Tornare ad essere un popolo artefice del proprio destino

Ci hanno tolto la vita, la gioia di creare una famiglia, il piacere di comunicare con i nostri simili, il sentirci uomini nel senso più profondo di questo termine, ci hanno tolto la felicità di inabissarci nelle vertiginose profondità dell’essere: ci hanno tolto l’anima. Non sanno dare una casa, una famiglia ed un lavoro ai propri figli. Non sanno darci la dignità di popolo che abbiamo sempre avuto. Hanno saputo darci solamente questa Europa che altro non è che una “ vecchia baldracca che ha puttaneggiato in tutti i bordelli”. I partiti sono i soli ed unici responsabili di questo fallimento storico delle nazioni e dei popoli. Ci hanno dato la droga per avvelenare nel fisico e nello spirito la nostra gente, ci hanno dato il sesso “libero”, ci hanno dato la società dei consumi, ci hanno dato il miraggio utopico di guadagnare senza lavorare, ci hanno distrutto le qualità morali e spirituali in base alle quali si poteva dire di noi: siete un grande popolo.

Tutti gli attuali partiti, rossi ,neri,  gialli ,azzurri e via dicendo, sono totalmente inutili al benessere della popolazione.

Credo che sia giunto il momento di togliere di mezzo, per sempre, questa classe di politicanti, maleodorante e puzzolente, per tornare ad essere un popolo che sia artefice del proprio destino. Cosa ci hanno predicato in questi ultimi decenni ? Un bisogno forsennato di apparire, di possedere, di farsi vedere con il macchinone, la “ Milano da bere”, il fare soldi facili con la Borsa, avere l’ultimo I-phone: praticamente il nulla.

Il deserto più completo e totale di quello che dovrebbe veramente essere lo spirito di un popolo. L’esatto contrario della dignità. E’ cronaca di tutti i giorni che, ormai, i partiti pensano solamente a rastrellare milioni su milioni, per assicurare la rielezione ai loro servi, per poter fare campagne elettorali in “ cinemascope “, per arricchire quelli dell’ “ entourage”. Delle famiglie, del popolo, non frega niente a nessuno.

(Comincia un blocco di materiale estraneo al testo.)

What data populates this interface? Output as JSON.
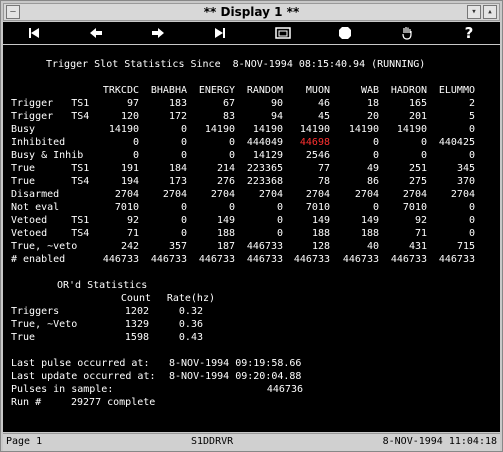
{
  "window": {
    "title": "** Display 1 **"
  },
  "toolbar": {
    "buttons": [
      "first-page-icon",
      "prev-page-icon",
      "next-page-icon",
      "last-page-icon",
      "window-icon",
      "stop-icon",
      "hand-icon",
      "help-icon"
    ],
    "help_label": "?"
  },
  "screen": {
    "heading": "Trigger Slot Statistics Since  8-NOV-1994 08:15:40.94 (RUNNING)",
    "columns": [
      "TRKCDC",
      "BHABHA",
      "ENERGY",
      "RANDOM",
      "MUON",
      "WAB",
      "HADRON",
      "ELUMMO"
    ],
    "rows": [
      {
        "label": "Trigger   TS1",
        "values": [
          "97",
          "183",
          "67",
          "90",
          "46",
          "18",
          "165",
          "2"
        ]
      },
      {
        "label": "Trigger   TS4",
        "values": [
          "120",
          "172",
          "83",
          "94",
          "45",
          "20",
          "201",
          "5"
        ]
      },
      {
        "label": "Busy",
        "values": [
          "14190",
          "0",
          "14190",
          "14190",
          "14190",
          "14190",
          "14190",
          "0"
        ]
      },
      {
        "label": "Inhibited",
        "values": [
          "0",
          "0",
          "0",
          "444049",
          "44698",
          "0",
          "0",
          "440425"
        ]
      },
      {
        "label": "Busy & Inhib",
        "values": [
          "0",
          "0",
          "0",
          "14129",
          "2546",
          "0",
          "0",
          "0"
        ]
      },
      {
        "label": "True      TS1",
        "values": [
          "191",
          "184",
          "214",
          "223365",
          "77",
          "49",
          "251",
          "345"
        ]
      },
      {
        "label": "True      TS4",
        "values": [
          "194",
          "173",
          "276",
          "223368",
          "78",
          "86",
          "275",
          "370"
        ]
      },
      {
        "label": "Disarmed",
        "values": [
          "2704",
          "2704",
          "2704",
          "2704",
          "2704",
          "2704",
          "2704",
          "2704"
        ]
      },
      {
        "label": "Not eval",
        "values": [
          "7010",
          "0",
          "0",
          "0",
          "7010",
          "0",
          "7010",
          "0"
        ]
      },
      {
        "label": "Vetoed    TS1",
        "values": [
          "92",
          "0",
          "149",
          "0",
          "149",
          "149",
          "92",
          "0"
        ]
      },
      {
        "label": "Vetoed    TS4",
        "values": [
          "71",
          "0",
          "188",
          "0",
          "188",
          "188",
          "71",
          "0"
        ]
      },
      {
        "label": "True, ~veto",
        "values": [
          "242",
          "357",
          "187",
          "446733",
          "128",
          "40",
          "431",
          "715"
        ]
      },
      {
        "label": "# enabled",
        "values": [
          "446733",
          "446733",
          "446733",
          "446733",
          "446733",
          "446733",
          "446733",
          "446733"
        ]
      }
    ],
    "highlight_color": "#ff3030",
    "or_heading": "OR'd Statistics",
    "or_columns": [
      "Count",
      "Rate(hz)"
    ],
    "or_rows": [
      {
        "label": "Triggers",
        "count": "1202",
        "rate": "0.32"
      },
      {
        "label": "True, ~Veto",
        "count": "1329",
        "rate": "0.36"
      },
      {
        "label": "True",
        "count": "1598",
        "rate": "0.43"
      }
    ],
    "last_pulse_label": "Last pulse occurred at:",
    "last_pulse_value": "8-NOV-1994 09:19:58.66",
    "last_update_label": "Last update occurred at:",
    "last_update_value": "8-NOV-1994 09:20:04.88",
    "pulses_label": "Pulses in sample:",
    "pulses_value": "446736",
    "run_label": "Run #",
    "run_value": "29277 complete"
  },
  "status": {
    "page": "Page 1",
    "node": "S1DDRVR",
    "datetime": "8-NOV-1994 11:04:18"
  }
}
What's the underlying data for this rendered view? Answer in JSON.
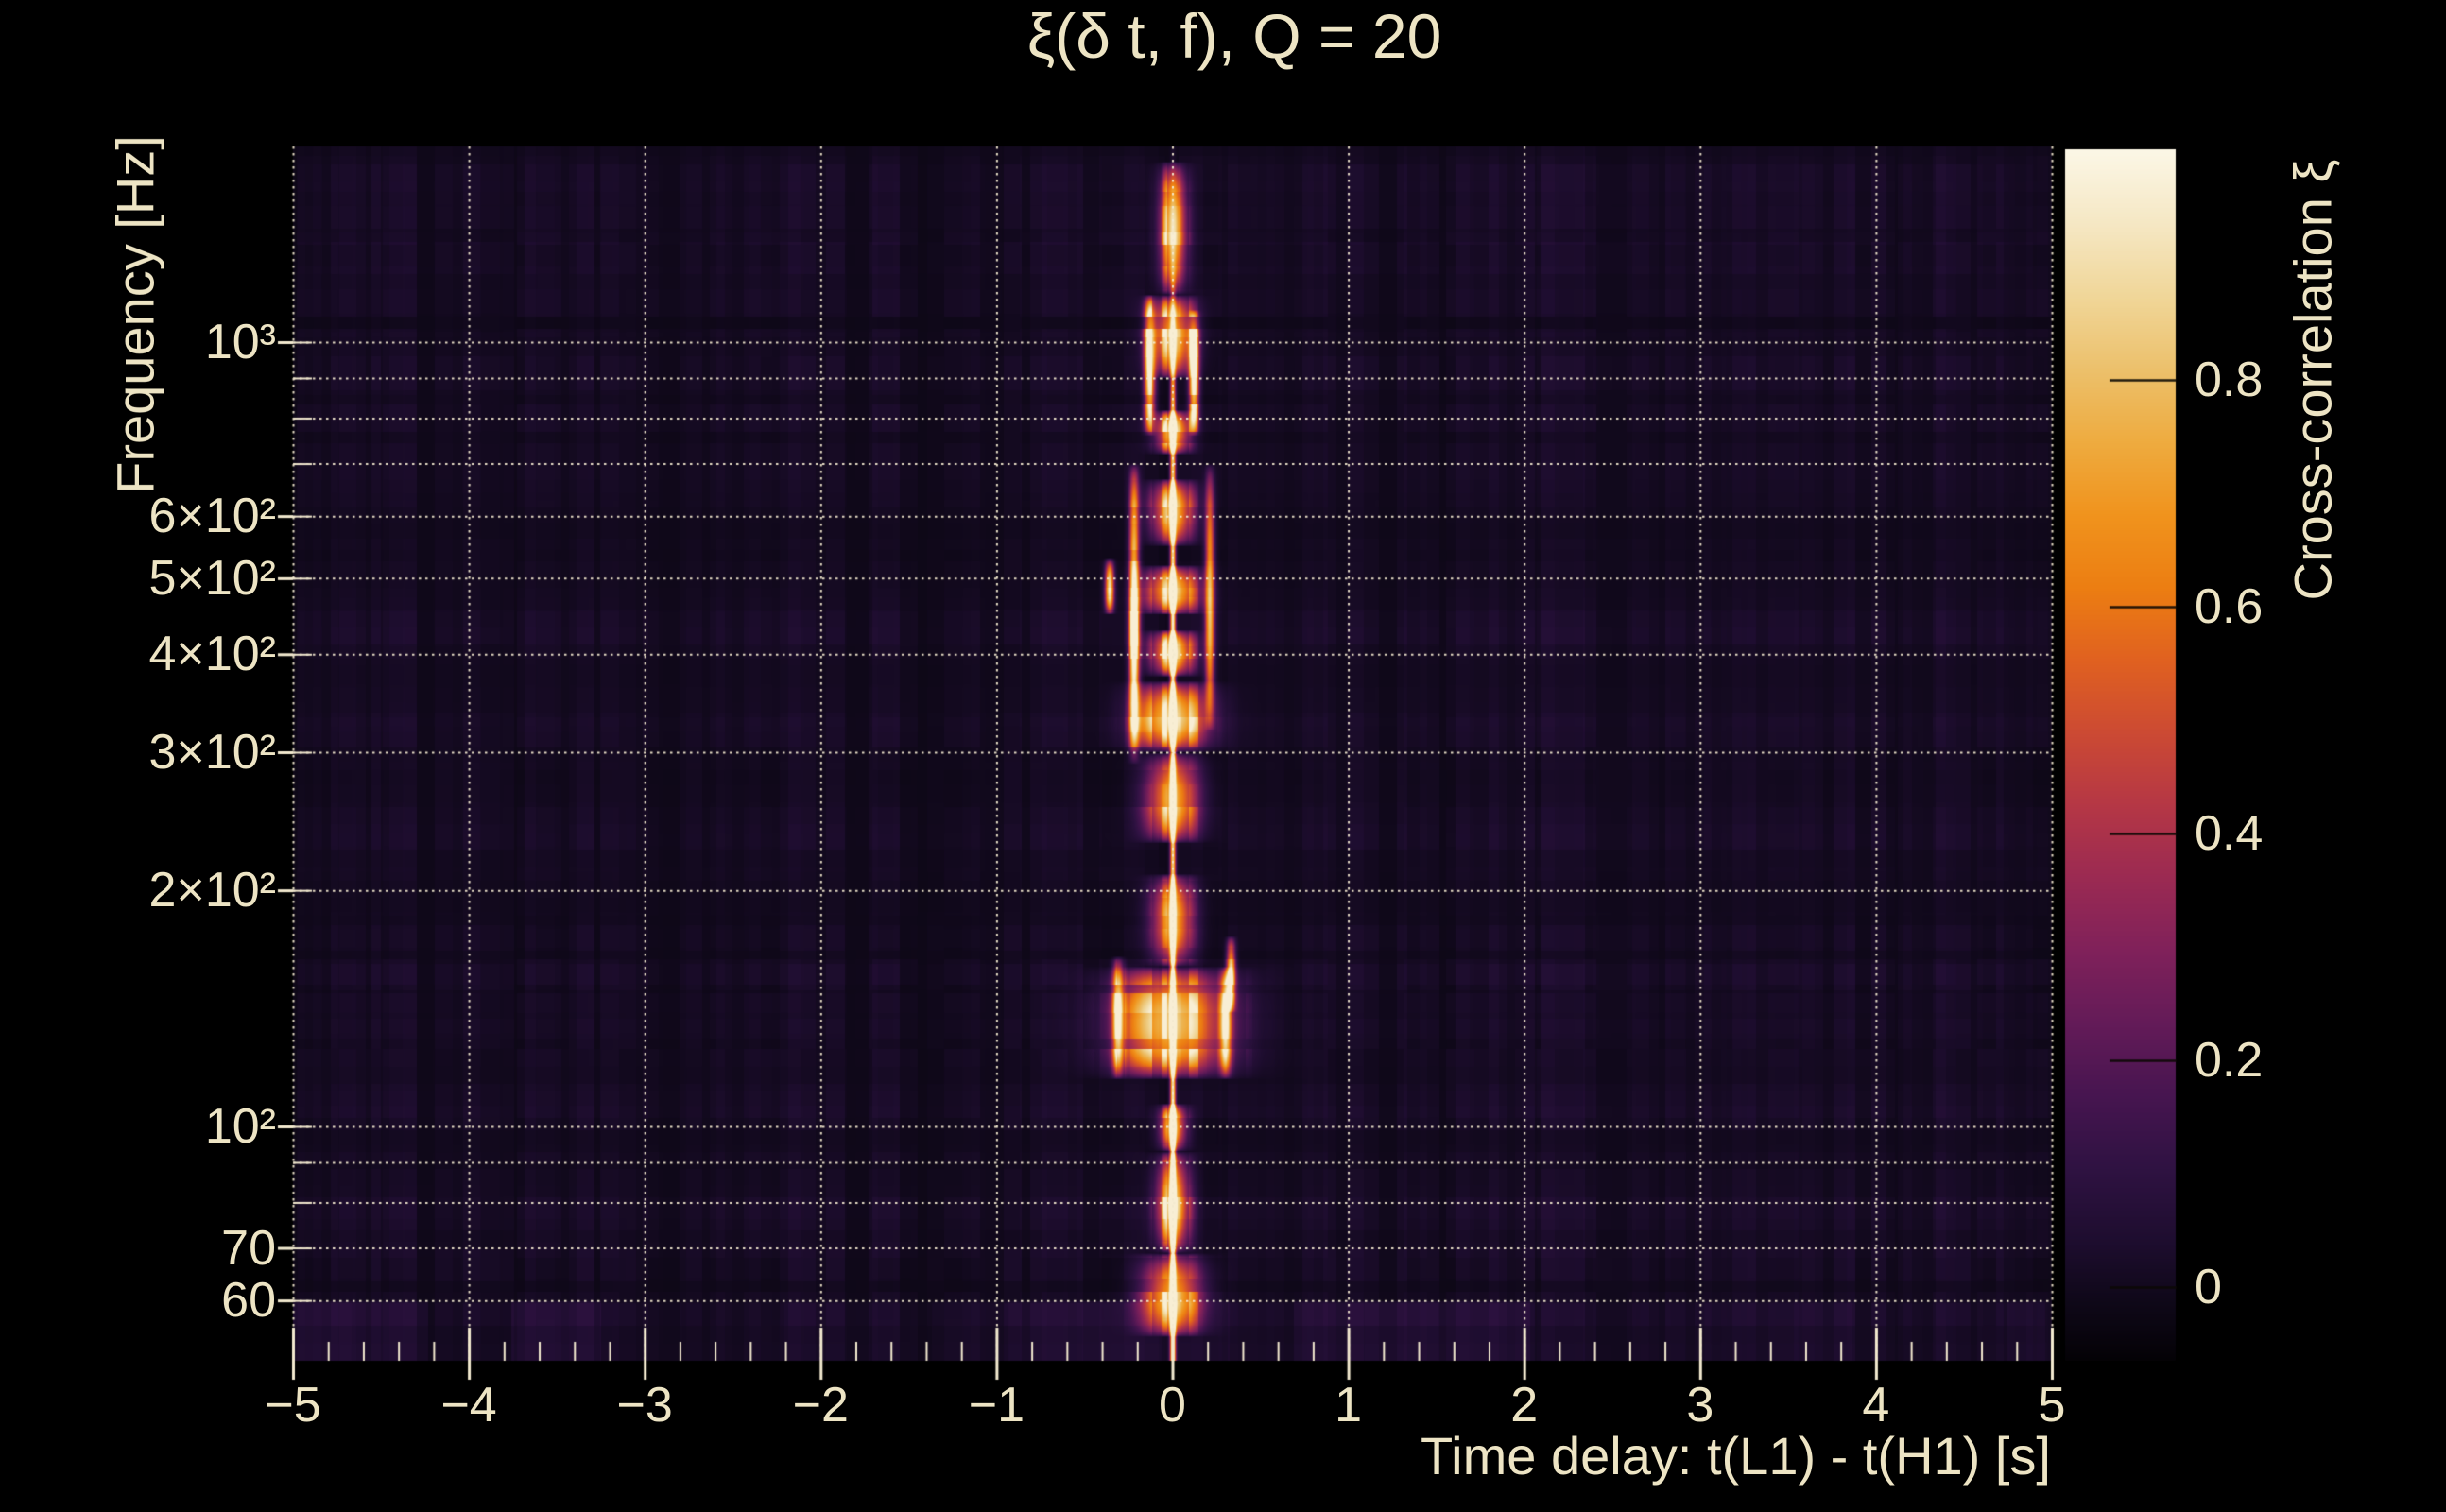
{
  "figure": {
    "background": "#000000",
    "text_color": "#ede4c4",
    "grid_color": "#f2e9cf"
  },
  "chart_data": {
    "type": "heatmap",
    "title": "ξ(δ t, f), Q = 20",
    "xlabel": "Time delay: t(L1) - t(H1) [s]",
    "ylabel": "Frequency [Hz]",
    "colorbar_label": "Cross-correlation ξ",
    "x_axis": {
      "min": -5,
      "max": 5,
      "unit": "s",
      "minor_tick_step": 0.2,
      "ticks": [
        {
          "v": -5,
          "label": "−5"
        },
        {
          "v": -4,
          "label": "−4"
        },
        {
          "v": -3,
          "label": "−3"
        },
        {
          "v": -2,
          "label": "−2"
        },
        {
          "v": -1,
          "label": "−1"
        },
        {
          "v": 0,
          "label": "0"
        },
        {
          "v": 1,
          "label": "1"
        },
        {
          "v": 2,
          "label": "2"
        },
        {
          "v": 3,
          "label": "3"
        },
        {
          "v": 4,
          "label": "4"
        },
        {
          "v": 5,
          "label": "5"
        }
      ]
    },
    "y_axis": {
      "scale": "log",
      "min_hz": 50,
      "max_hz": 1780,
      "unit": "Hz",
      "ticks": [
        {
          "v": 1000,
          "label": "10³"
        },
        {
          "v": 600,
          "label": "6×10²"
        },
        {
          "v": 500,
          "label": "5×10²"
        },
        {
          "v": 400,
          "label": "4×10²"
        },
        {
          "v": 300,
          "label": "3×10²"
        },
        {
          "v": 200,
          "label": "2×10²"
        },
        {
          "v": 100,
          "label": "10²"
        },
        {
          "v": 70,
          "label": "70"
        },
        {
          "v": 60,
          "label": "60"
        }
      ],
      "gridlines_hz": [
        60,
        70,
        80,
        90,
        100,
        200,
        300,
        400,
        500,
        600,
        700,
        800,
        900,
        1000
      ]
    },
    "colorbar": {
      "min": -0.065,
      "max": 1.0,
      "ticks": [
        {
          "v": 0.8,
          "label": "0.8"
        },
        {
          "v": 0.6,
          "label": "0.6"
        },
        {
          "v": 0.4,
          "label": "0.4"
        },
        {
          "v": 0.2,
          "label": "0.2"
        },
        {
          "v": 0.0,
          "label": "0"
        }
      ]
    },
    "colormap_stops": [
      [
        0.0,
        "#040206"
      ],
      [
        0.05,
        "#0f0819"
      ],
      [
        0.1,
        "#1e0d2f"
      ],
      [
        0.16,
        "#2f1242"
      ],
      [
        0.22,
        "#471550"
      ],
      [
        0.28,
        "#641b58"
      ],
      [
        0.34,
        "#80215a"
      ],
      [
        0.4,
        "#9b2a52"
      ],
      [
        0.46,
        "#b53745"
      ],
      [
        0.52,
        "#cc4a33"
      ],
      [
        0.58,
        "#e06120"
      ],
      [
        0.64,
        "#ec7e12"
      ],
      [
        0.7,
        "#f0931d"
      ],
      [
        0.76,
        "#eeab3f"
      ],
      [
        0.82,
        "#ecc06b"
      ],
      [
        0.88,
        "#f0d698"
      ],
      [
        0.94,
        "#f5e7c3"
      ],
      [
        1.0,
        "#fbf6e5"
      ]
    ],
    "signal": {
      "peak_delay_s": 0.0,
      "core_halfwidth_s": 0.016,
      "core_profile": [
        [
          52,
          0.98
        ],
        [
          60,
          0.98
        ],
        [
          70,
          0.95
        ],
        [
          90,
          0.9
        ],
        [
          100,
          0.92
        ],
        [
          115,
          0.85
        ],
        [
          150,
          0.86
        ],
        [
          200,
          0.8
        ],
        [
          260,
          0.82
        ],
        [
          320,
          0.85
        ],
        [
          400,
          0.9
        ],
        [
          480,
          0.92
        ],
        [
          520,
          0.85
        ],
        [
          600,
          0.78
        ],
        [
          700,
          0.78
        ],
        [
          780,
          0.82
        ],
        [
          850,
          0.7
        ],
        [
          950,
          0.55
        ],
        [
          1050,
          0.45
        ],
        [
          1150,
          0.3
        ],
        [
          1250,
          0.18
        ],
        [
          1400,
          0.08
        ],
        [
          1800,
          0.03
        ]
      ],
      "halos": [
        [
          54,
          69,
          0.155,
          0.8
        ],
        [
          69,
          93,
          0.085,
          0.5
        ],
        [
          93,
          107,
          0.07,
          0.62
        ],
        [
          115,
          160,
          0.3,
          0.6
        ],
        [
          160,
          210,
          0.11,
          0.42
        ],
        [
          230,
          300,
          0.14,
          0.48
        ],
        [
          300,
          370,
          0.19,
          0.48
        ],
        [
          375,
          430,
          0.11,
          0.52
        ],
        [
          450,
          520,
          0.14,
          0.66
        ],
        [
          550,
          670,
          0.11,
          0.5
        ],
        [
          720,
          820,
          0.09,
          0.52
        ],
        [
          900,
          1150,
          0.11,
          0.35
        ],
        [
          1150,
          1700,
          0.07,
          0.16
        ]
      ],
      "streaks": [
        [
          -0.22,
          290,
          700,
          0.028,
          0.26
        ],
        [
          0.21,
          320,
          700,
          0.026,
          0.24
        ],
        [
          -0.31,
          115,
          165,
          0.03,
          0.3
        ],
        [
          0.3,
          115,
          160,
          0.03,
          0.26
        ],
        [
          -0.13,
          760,
          1150,
          0.03,
          0.22
        ],
        [
          0.12,
          760,
          1100,
          0.028,
          0.2
        ],
        [
          -0.36,
          450,
          530,
          0.025,
          0.22
        ],
        [
          0.33,
          140,
          175,
          0.025,
          0.2
        ]
      ]
    },
    "noise": {
      "base": 0.045,
      "col_amp": 0.052,
      "row_amp": 0.036,
      "bottom_band_amp": 0.06,
      "seed": 1337
    }
  }
}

Se si suicidano imprenditori e pensionati, asfissiati da questo  ladrocinio fiscale, e non solo, anche da stipendi e pensioni che non bastano più neanche per arrivare alla seconda settimana del mese non interessa a nessuno: questi sono criminali che istigano al suicidio.

Ci avevano detto che l’Europa, questa Europa dei mercanti e dei banchieri, sarebbe stata la nostra salvezza, questa Europa con i suoi ventimila, o giù di lì, funzionari ci avrebbe portato al benessere totale. Ma non ci avevano detto che questo sistema avrebbe creato milioni di disoccupati ogni anno, che la loro sola preoccupazione era quella di salvare le banche.

Ora più che mai ci vuole una rivoluzione delle anime.